In 1880, Eastman leased part of a building and began to manufacture dry plates for distributors of photographic supplies. As picture-taking became more and more popular, Eastman researched ways to use lighter photographic films. His solution, gelatin-coated paper, allowed photographers to strip an image from the paper and transfer it to a sheet of clear gelatin for subsequent varnishing. Eastman also developed a mechanism for loading the paper into a holder. Having developed a technology that could replace costly and cumbersome photographic plates, Eastman registered his company's name with the United States Patent and Trademark Office. Although there are many accounts of the origin of the name "Kodak", Eastman himself stated that it simply reflected his desire to create a word that began and ended with his favorite letter, "K".

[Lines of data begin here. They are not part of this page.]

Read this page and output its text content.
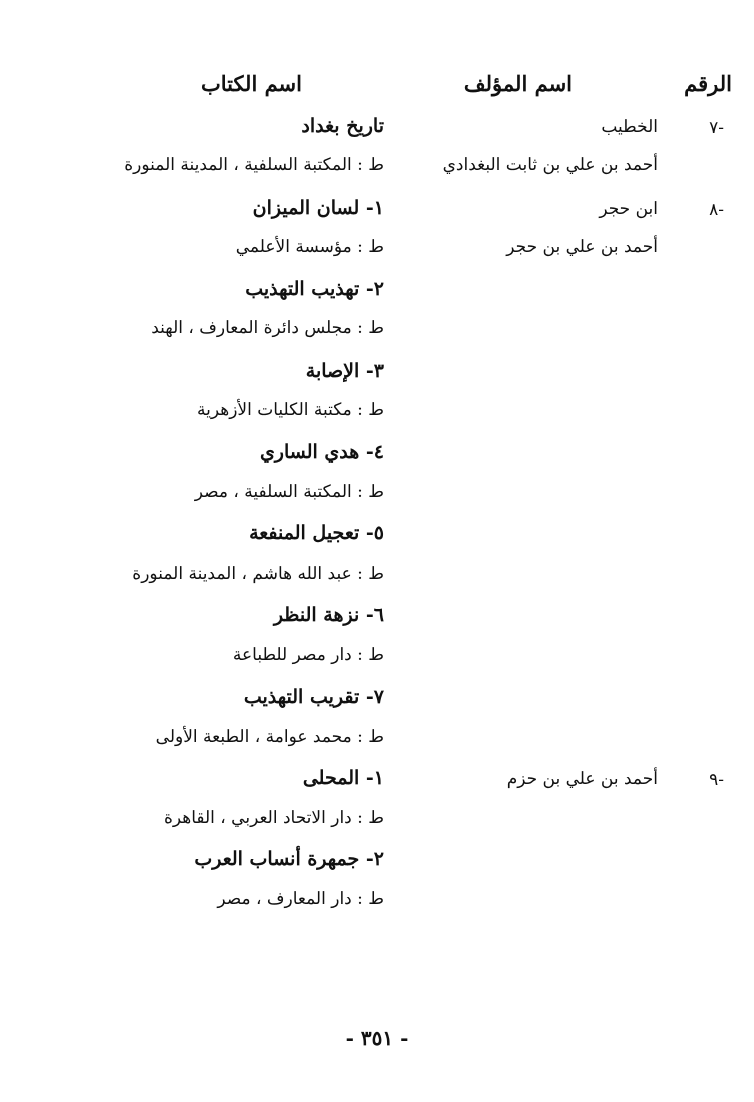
الرقم
اسم المؤلف
اسم الكتاب
-٧
الخطيب
أحمد بن علي بن ثابت البغدادي
تاريخ بغداد
ط : المكتبة السلفية ، المدينة المنورة
-٨
ابن حجر
أحمد بن علي بن حجر
١- لسان الميزان
ط : مؤسسة الأعلمي
٢- تهذيب التهذيب
ط : مجلس دائرة المعارف ، الهند
٣- الإصابة
ط : مكتبة الكليات الأزهرية
٤- هدي الساري
ط : المكتبة السلفية ، مصر
٥- تعجيل المنفعة
ط : عبد الله هاشم ، المدينة المنورة
٦- نزهة النظر
ط : دار مصر للطباعة
٧- تقريب التهذيب
ط : محمد عوامة ، الطبعة الأولى
-٩
أحمد بن علي بن حزم
١- المحلى
ط : دار الاتحاد العربي ، القاهرة
٢- جمهرة أنساب العرب
ط : دار المعارف ، مصر
- ٣٥١ -
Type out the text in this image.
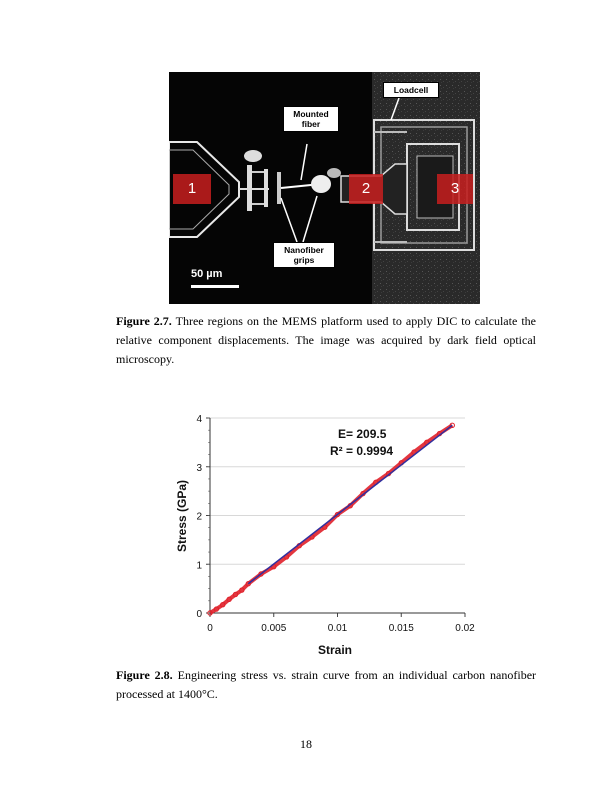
Loadcell
Mounted fiber
Nanofiber grips
1	2	3
50 µm
Figure 2.7. Three regions on the MEMS platform used to apply DIC to calculate the relative component displacements. The image was acquired by dark field optical microscopy.
0
1
2
3
4
0	0.005	0.01	0.015	0.02
E= 209.5
R² = 0.9994
Strain
Stress (GPa)
Figure 2.8. Engineering stress vs. strain curve from an individual carbon nanofiber processed at 1400°C.
18
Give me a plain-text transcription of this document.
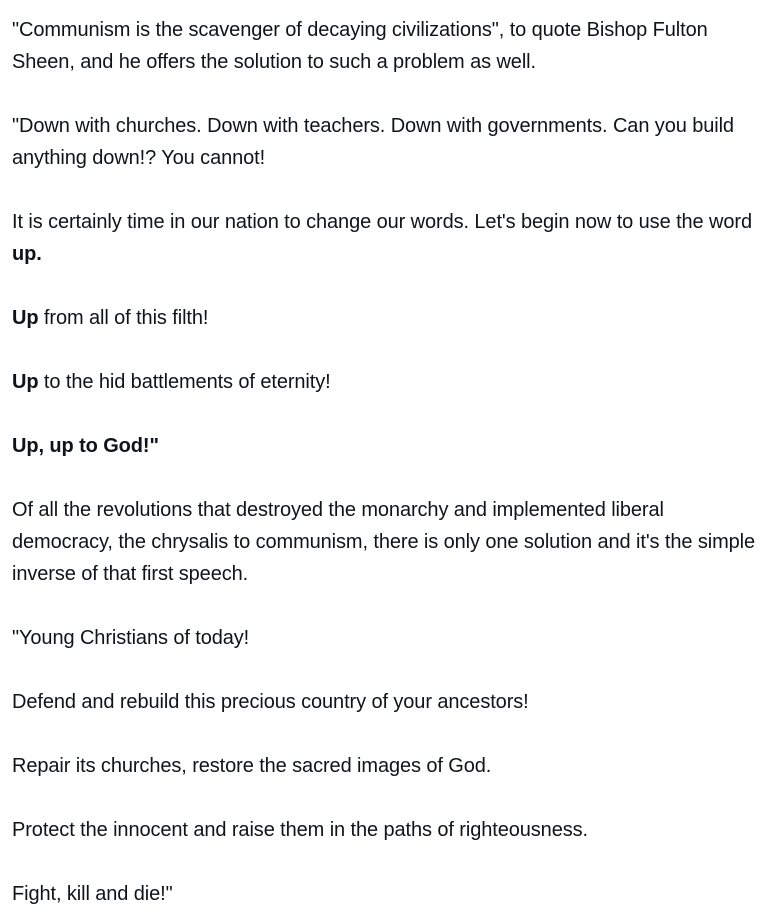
"Communism is the scavenger of decaying civilizations", to quote Bishop Fulton Sheen, and he offers the solution to such a problem as well.

"Down with churches. Down with teachers. Down with governments. Can you build anything down!? You cannot!

It is certainly time in our nation to change our words. Let's begin now to use the word up.

Up from all of this filth!

Up to the hid battlements of eternity!

Up, up to God!"

Of all the revolutions that destroyed the monarchy and implemented liberal democracy, the chrysalis to communism, there is only one solution and it's the simple inverse of that first speech.

"Young Christians of today!

Defend and rebuild this precious country of your ancestors!

Repair its churches, restore the sacred images of God.

Protect the innocent and raise them in the paths of righteousness.

Fight, kill and die!"
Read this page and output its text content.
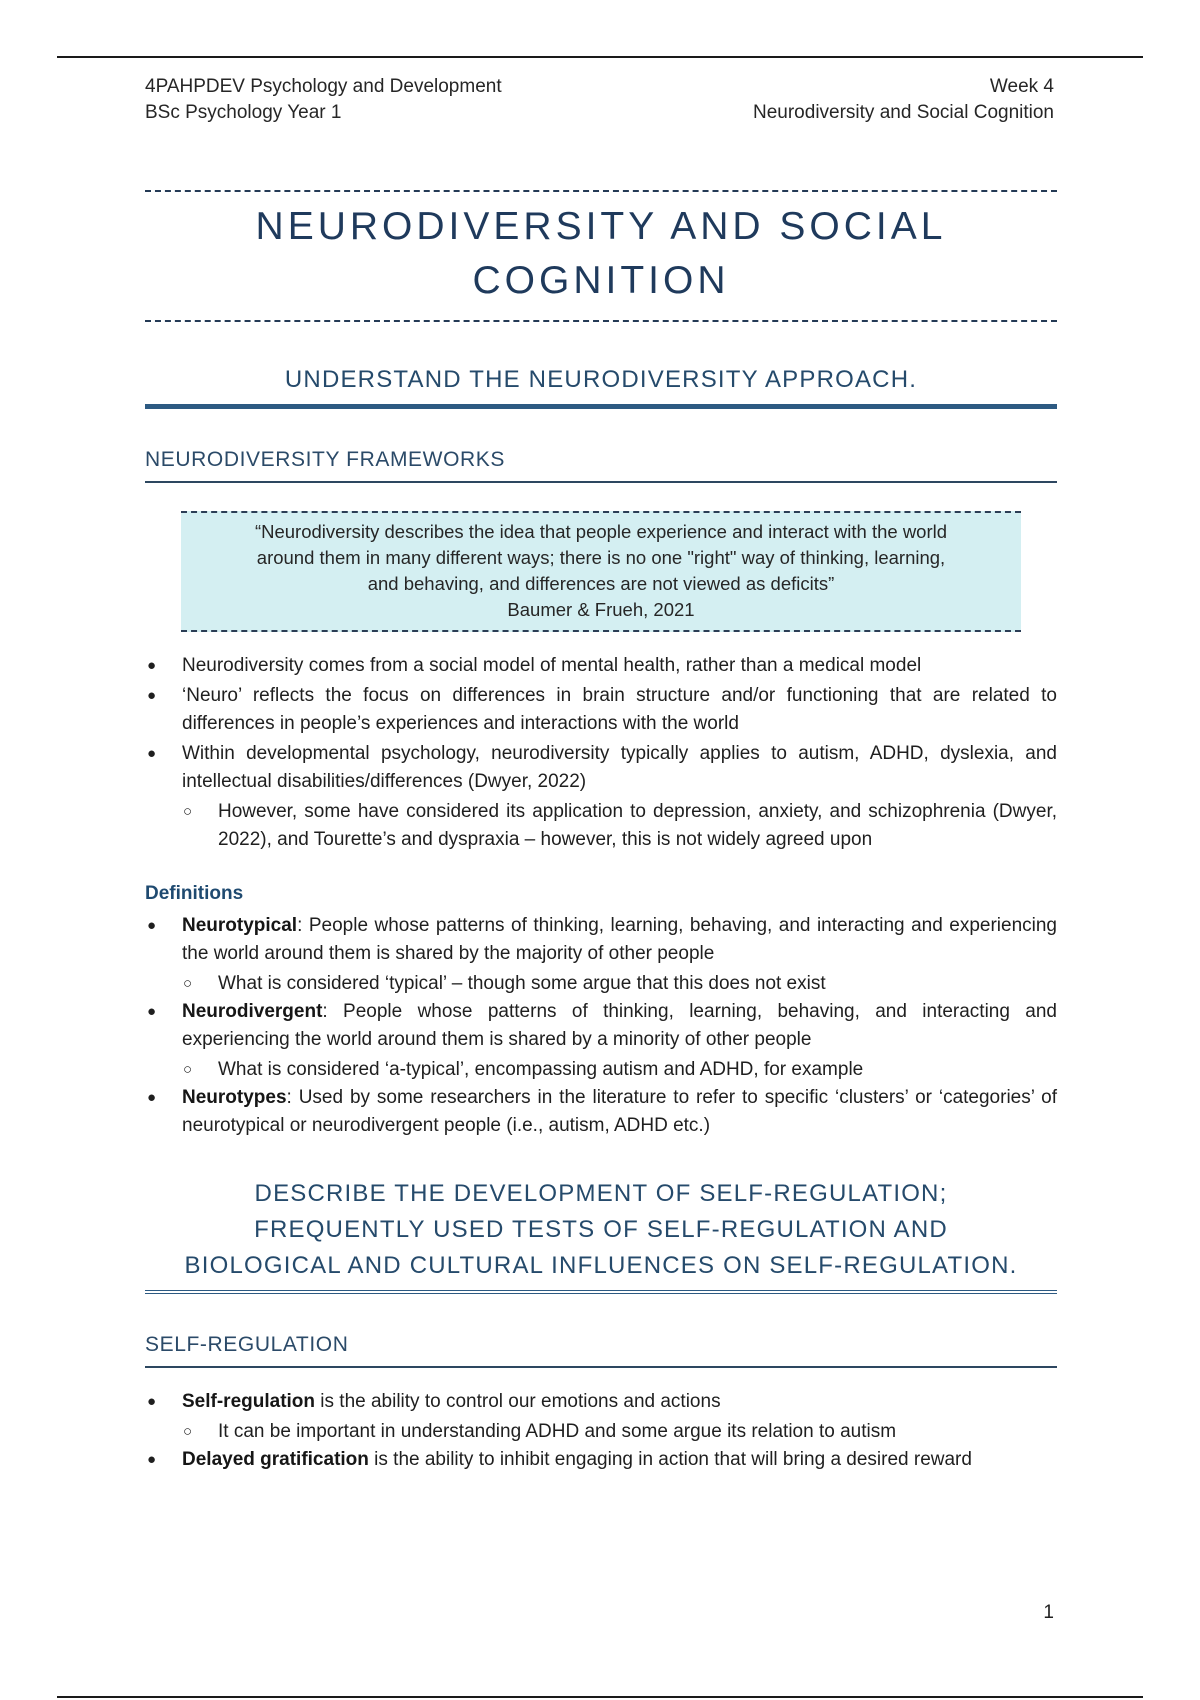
4PAHPDEV Psychology and Development
BSc Psychology Year 1
Week 4
Neurodiversity and Social Cognition
NEURODIVERSITY AND SOCIAL
COGNITION
UNDERSTAND THE NEURODIVERSITY APPROACH.
NEURODIVERSITY FRAMEWORKS
“Neurodiversity describes the idea that people experience and interact with the world
around them in many different ways; there is no one "right" way of thinking, learning,
and behaving, and differences are not viewed as deficits”
Baumer & Frueh, 2021
● Neurodiversity comes from a social model of mental health, rather than a medical model
● ‘Neuro’ reflects the focus on differences in brain structure and/or functioning that are related to differences in people’s experiences and interactions with the world
● Within developmental psychology, neurodiversity typically applies to autism, ADHD, dyslexia, and intellectual disabilities/differences (Dwyer, 2022)
○ However, some have considered its application to depression, anxiety, and schizophrenia (Dwyer, 2022), and Tourette’s and dyspraxia – however, this is not widely agreed upon
Definitions
● Neurotypical: People whose patterns of thinking, learning, behaving, and interacting and experiencing the world around them is shared by the majority of other people
○ What is considered ‘typical’ – though some argue that this does not exist
● Neurodivergent: People whose patterns of thinking, learning, behaving, and interacting and experiencing the world around them is shared by a minority of other people
○ What is considered ‘a-typical’, encompassing autism and ADHD, for example
● Neurotypes: Used by some researchers in the literature to refer to specific ‘clusters’ or ‘categories’ of neurotypical or neurodivergent people (i.e., autism, ADHD etc.)
DESCRIBE THE DEVELOPMENT OF SELF-REGULATION;
FREQUENTLY USED TESTS OF SELF-REGULATION AND
BIOLOGICAL AND CULTURAL INFLUENCES ON SELF-REGULATION.
SELF-REGULATION
● Self-regulation is the ability to control our emotions and actions
○ It can be important in understanding ADHD and some argue its relation to autism
● Delayed gratification is the ability to inhibit engaging in action that will bring a desired reward
1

The company that Eastman founded took a pioneering approach to both mass marketing and management. Product demonstrations at trade exhibitions complemented traditional magazine and newspaper advertising. In 1897, the "Kodak" name shone brightly from an electric sign in London's Trafalgar Square. Back home in Rochester, Eastman issued wage dividends to workers and donated large sums of money to hospitals, dental clinics, and educational institutions. A lover of the arts, Eastman also founded a school of music which bears his name. Sadly, Eastman's later years were marked by pain and debilitation. Frustrated by the hardening of his lower spinal cord, George Eastman committed suicide on March 14, 1932 at the age of 77.